Photo by Stephen Rainey
Great Falls A tree on Georgetown Pike at Oliver’s Corner in Great Falls fell over Tuesday, July 17, killing Albert Carl Roeth III while he was driving south at around 6:30 p.m.
The tree is one of several heritage trees that were located near the intersection of Georgetown Pike and Walker Road. The tree that fell July 17 was over 100 years old, and according to local arborists, was showing obvious signs of decay.
The tree measured almost six feet in diameter, and required the use of a crane from Fairfax County Fire and Rescue. The Virginia Department of Transportation also removed a nearby tree that was a similar age and showing similar signs of decay.
"The sound was like something you hear in a disaster movie, not so much a crash, but a crunch," said Doris Koenig of Vienna, who was returning from a visit with a friend when she stopped by the nearby Safeway. "When I first started walking toward the street, I saw the tree blocking the road and was thankful no one had run into it. But as I got closer I could see a car underneath, and that’s when I feared the worst."
The tree’s branches had been trimmed on the side of the Oliver’s Corner building to make way for power lines, placing much of the weight on the Georgetown Pike side, which is how it fell.
Other members of the Great Falls community feel that there are other trees that might pose a similar danger. Dr. Ralph Lazaro, who owns the office building on the northeast corner of the intersection, says there are two trees on his property that could pose a hazard.

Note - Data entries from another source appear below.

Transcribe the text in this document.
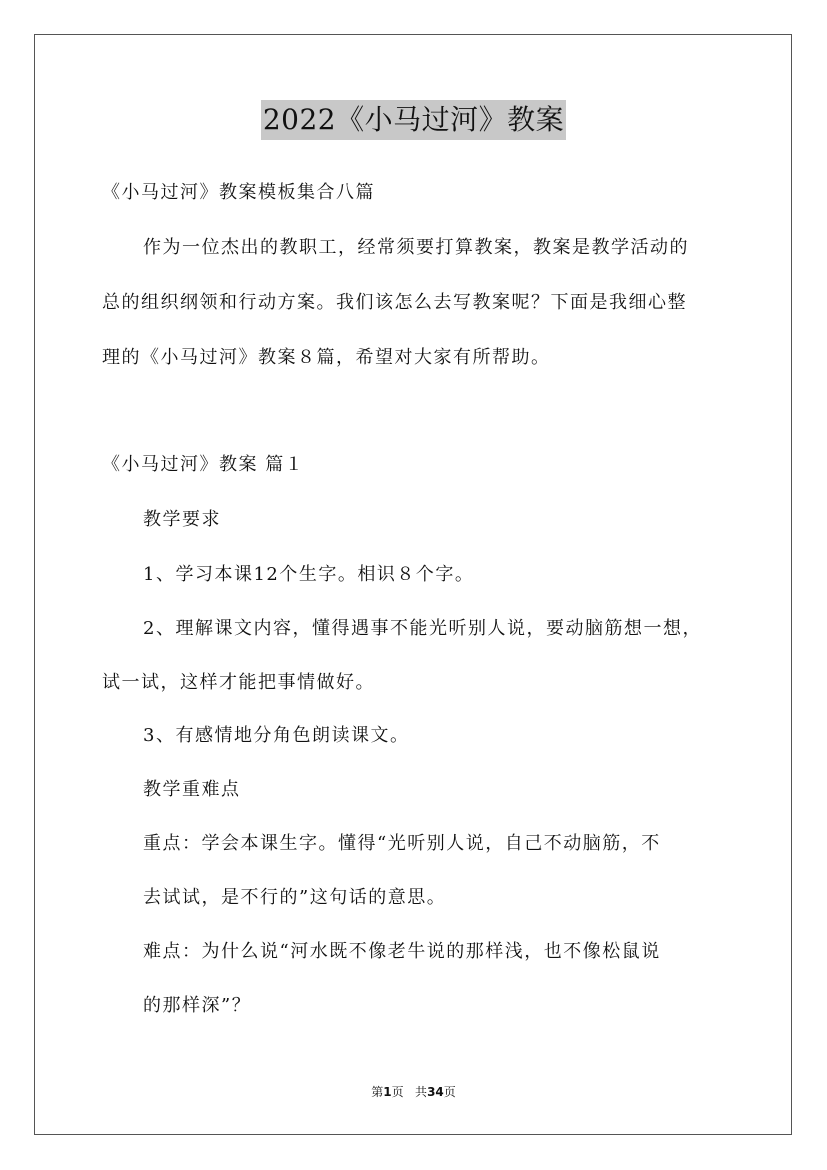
2022《小马过河》教案
《小马过河》教案模板集合八篇
作为一位杰出的教职工，经常须要打算教案，教案是教学活动的
总的组织纲领和行动方案。我们该怎么去写教案呢？下面是我细心整
理的《小马过河》教案８篇，希望对大家有所帮助。
《小马过河》教案 篇１
教学要求
1、学习本课12个生字。相识８个字。
2、理解课文内容，懂得遇事不能光听别人说，要动脑筋想一想，
试一试，这样才能把事情做好。
3、有感情地分角色朗读课文。
教学重难点
重点：学会本课生字。懂得“光听别人说，自己不动脑筋，不
去试试，是不行的”这句话的意思。
难点：为什么说“河水既不像老牛说的那样浅，也不像松鼠说
的那样深”？
第1页 共34页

"I developed the property in 1977, and at that time, VDOT wanted the two trees next to the intersection taken down," he said. "It would improve sight distances and the corner could be lowered and possibly even a right turn lane added. But it was very much contested."
Lazaro remembers the debate over the tree removals getting so heated, that someone placed a sign on the trees that read "You’re killing me, Ralph."
"Being a young dentist and a newcomer to this community, I was overwhelmed with the controversy, and eventually the word came from Richmond that the trees were to be left in place," he said. "Over the years, I’ve still kept my concern, the trees have been struck twice by lightning, and the sight isn’t much improved, but the use of the intersection has grown by a lot."
In addition to the sight distances, Lazaro says the trees’ proximity could make it easy for falling branches to fall onto cars driving along Georgetown Pike. A county arborist recently examined the trees and said it wasn’t in a condition as bad as the one that fell July 17, but a future analysis is planned.
"I love trees, and I know how important they are to this community, but I’m hoping this bad decision that was made 35 years ago will be corrected, hopefully before there’s another tragedy," Lazaro said. "It took a fatal accident to get a light at the Utterback Store Road intersection, and a major accident to get one at Riverbend Road, I’m hoping we can be a little more proactive about this situation."